Gargantext Purescript

About this project

Gargantext is a collaborative web platform for the exploration of sets of unstructured documents. It combines tools from natural language processing, text-mining, complex networks analysis and interactive data visualization to pave the way toward new kinds of interactions with your digital corpora.

You will not find this software very useful without also running or being granted access to a backend.

This software is free software, developed by the CNRS Complex Systems Institute of Paris Île-de-France (ISC-PIF) and its partners.

Development

Installing dependencies

Debian

Testing Distribution and above
sudo apt update && sudo apt install nodejs yarn
Stable Distribution
curl -sL https://deb.nodesource.com/setup_11.x | sudo bash -
sudo apt update && sudo apt install nodejs
curl -sS https://dl.yarnpkg.com/debian/pubkey.gpg | sudo apt-key add -
echo "deb https://dl.yarnpkg.com/debian/ stable main" | sudo tee /etc/apt/sources.list.d/yarn.list
sudo apt update && sudo apt install yarn

OSX

brew install node yarn

Installing dependencies

Debian

Testing Distribution and above
sudo apt update && sudo apt install nodejs yarn
Stable Distribution
curl -sL https://deb.nodesource.com/setup_11.x | sudo bash -
sudo apt update && sudo apt install nodejs
curl -sS https://dl.yarnpkg.com/debian/pubkey.gpg | sudo apt-key add -
echo "deb https://dl.yarnpkg.com/debian/ stable main" | sudo tee /etc/apt/sources.list.d/yarn.list
sudo apt update && sudo apt install yarn

OSX

brew install node yarn

Installing dependencies

Before building gargantext, you must install the dependencies. We use yarn for this. They have excellent installation instructions.

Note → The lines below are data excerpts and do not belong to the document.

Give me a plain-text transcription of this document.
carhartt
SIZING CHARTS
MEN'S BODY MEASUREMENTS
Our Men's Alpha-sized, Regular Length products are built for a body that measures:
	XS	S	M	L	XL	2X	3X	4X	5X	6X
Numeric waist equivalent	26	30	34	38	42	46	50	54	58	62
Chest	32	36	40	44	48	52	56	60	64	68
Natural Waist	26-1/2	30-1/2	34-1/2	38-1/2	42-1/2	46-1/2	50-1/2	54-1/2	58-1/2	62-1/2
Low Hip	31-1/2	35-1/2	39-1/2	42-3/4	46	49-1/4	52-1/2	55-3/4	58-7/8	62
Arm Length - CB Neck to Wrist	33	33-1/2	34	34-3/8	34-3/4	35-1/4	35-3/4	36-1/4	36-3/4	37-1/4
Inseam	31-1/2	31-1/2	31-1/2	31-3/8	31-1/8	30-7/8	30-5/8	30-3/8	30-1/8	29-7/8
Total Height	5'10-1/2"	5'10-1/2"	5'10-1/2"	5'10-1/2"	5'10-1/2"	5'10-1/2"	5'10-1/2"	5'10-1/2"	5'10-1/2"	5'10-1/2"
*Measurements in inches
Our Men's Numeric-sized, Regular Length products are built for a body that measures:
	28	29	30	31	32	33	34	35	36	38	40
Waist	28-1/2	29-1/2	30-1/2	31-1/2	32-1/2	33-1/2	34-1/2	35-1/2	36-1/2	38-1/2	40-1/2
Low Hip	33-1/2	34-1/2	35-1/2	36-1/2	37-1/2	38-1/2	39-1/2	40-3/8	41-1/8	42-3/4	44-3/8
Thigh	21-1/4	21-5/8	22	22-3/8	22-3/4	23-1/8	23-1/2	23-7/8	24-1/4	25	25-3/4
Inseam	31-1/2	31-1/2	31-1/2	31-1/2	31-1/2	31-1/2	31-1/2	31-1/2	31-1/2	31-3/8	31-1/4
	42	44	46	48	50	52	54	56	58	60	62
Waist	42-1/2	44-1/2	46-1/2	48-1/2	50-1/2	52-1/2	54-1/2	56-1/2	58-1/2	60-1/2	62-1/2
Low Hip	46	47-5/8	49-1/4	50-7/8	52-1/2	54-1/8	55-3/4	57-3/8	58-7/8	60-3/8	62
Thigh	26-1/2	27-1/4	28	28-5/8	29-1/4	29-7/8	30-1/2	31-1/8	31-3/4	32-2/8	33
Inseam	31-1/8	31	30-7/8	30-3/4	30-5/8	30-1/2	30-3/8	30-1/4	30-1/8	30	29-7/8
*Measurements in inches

Once you have yarn installed, you may install everything else simply:

yarn install && yarn install-ps

You may now build:

yarn build

And run a repl:

yarn repl

Note to the contributors

Please follow CONTRIBUTING.md

How do I?

Add a javascript dependency?

Add it to package.json, under dependencies if it is needed at runtime or devDependencies if it is not.

Add a purescript dependency?

Add it to psc-package.json without the purescript- prefix.

If is not in the package set, you will need to read the next section.

Add a custom or override package to the local package set?

You need to add an entry to the relevant map in packages.dhall. There are comments in the file explaining how it works. It's written in dhall, so you can use comments and such.

You will then need to rebuild the package set:

yarn rebuild-set

Upgrade the base package set local is based on to latest?

yarn rebase-set && yarn rebuild-set

Theory Introduction

Making sense of out text isn't actually that hard, but it does require a little background knowledge to understand.

N-grams

N-grams are at the heart of how Gargantext makes sense out of text.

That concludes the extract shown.